WASHINGTON — On the floor above the House chamber sits a suite of offices where lawmakers toil at late hours, often with barely any notice, to get bills ready for floor votes. An obscure office to most of the country, it is now one of the most consequential bargaining chips in the drawn-out battle for speaker.
Even in Washington, the Rules Committee is one of the lower-profile committees, yet it’s one of the most important. As Representative Kevin McCarthy of California labored through his third day attempting to become speaker, one of the demands he is weighing from the far right flank of the Republican Party is a request for four seats on the committee.
It’s a request that has been overshadowed by other possible concessions, such as allowing any member of the House to call for a vote of no confidence in the speaker at any time. But it’s the Rules Committee seats that could have the most impact on House function and the speaker’s power.

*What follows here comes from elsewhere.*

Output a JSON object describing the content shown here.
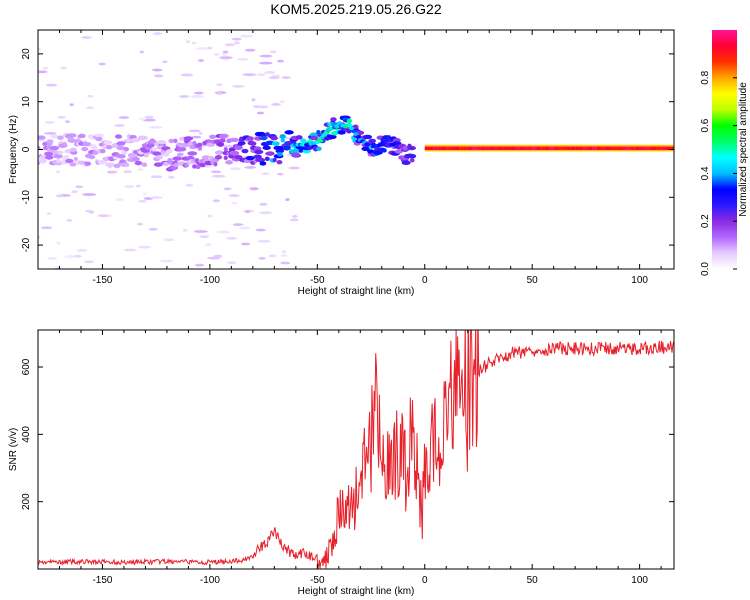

“I always say, it’s the most powerful committee that a lot of people don’t know anything about,” said Worcester Representative Jim McGovern, the top Democrat on Rules and its most recent chair.
The committee is a unique entity in the House, often referred to as the chamber’s traffic cop or the speaker’s committee. Before any legislation can hit the floor, the committee constructs a rule to govern debate, approves amendments for votes, and shapes the legislation into its final form.
Representative Pete Sessions, a Texas Republican and a former chairman of the committee, noted that a single punctuation mark change can have a dramatic effect on law, a significant responsibility for the committee.
“As chairman of the Rules Committee, more than once I changed a word from ‘shall’ to ‘shall not,’ ” Sessions said. “A comma and verbiage changes law.”
It also is stacked for the majority party, nine members to four for the minority. Unlike most other committees, members are selected directly by the speaker and minority leader. If four of those majority members were to belong to a rebellious faction, however, it could throw every one of the speaker’s priorities in doubt, being enough to scuttle any majority plans if Democrats join in opposition.
Those four seats are reportedly one of the asks of McCarthy’s holdouts, including the right to hand pick the four members.
During one floor speech Thursday, one of McCarthy’s detractors, Representative Matt Rosendale of Montana, referenced the concentration of power at the Rules Committee, decrying a “dramatically broken” Congress that has “diminished” the voices of individual lawmakers.
“This through the consolidation of power into the hands of the speaker and a fortunate few who happen to serve on the Rules Committee, which control every aspect of legislation that travels through this body,” Rosendale said.
McGovern said he understood why the group would be targeting the committee, suspecting that it is to ensure that even if McCarthy or someone else wins the speakership, the speaker will have little to show for it.
“They want to be able to control McCarthy from every which way,” McGovern said. “They’re seeking to try to gain footholds and power every which way they can. . . . What they’re doing is they’re making him make concessions so that he can’t possibly be an effective speaker.”
In ever-changing negotiations, McCarthy has reportedly agreed to give the right-wing House Freedom Caucus three of the majority’s seats on the panel, a significant concession — if the full Republican caucus would support him.
More moderate and mainstream Republican lawmakers said some representation for the Freedom Caucus is reasonable. But they expressed concern about giving the 40-some-member group power that exceeded their representation among the 222 Republicans in the House, including picking their own for membership.
“I think that’s a red line,” said Florida Representative Mario Diaz-Balart. “If you’re going to give one [committee seat] to any group, you have to give it to all of the other large groups.”
He was echoed by Representative Don Bacon of Nebraska.
“We’re not going to do affirmative action for the smallest caucus,” Bacon said. “You’ve got to earn it by merit.”
Jo Maney, a PR principal at BGR who is a former Republican staffer for the Rules Committee, said members have to be prepared for a slog, including suddenly scheduled hearings at odd hours and lots of tough votes. She called it “a risk” for the speaker to have wild cards in seats that may not be prepared for such demands.
Sessions said the committee’s job is to “always work what is in the best interest of the majority,” and historically it has had membership to ensure representation of a wide swath of interests, for example, by giving each region of the country roughly equal seats.
“The opportunity to control that [interest], which is what four of the nine would help do, would allow anyone to sway what the majority is,” Sessions said.
He said a speaker should think carefully about whom they give a spot on the committee.
“As long as its representation would be that of the entire conference, it would be permissible,” Sessions said. “If it is there to achieve a specific outcome, it would be unwise.”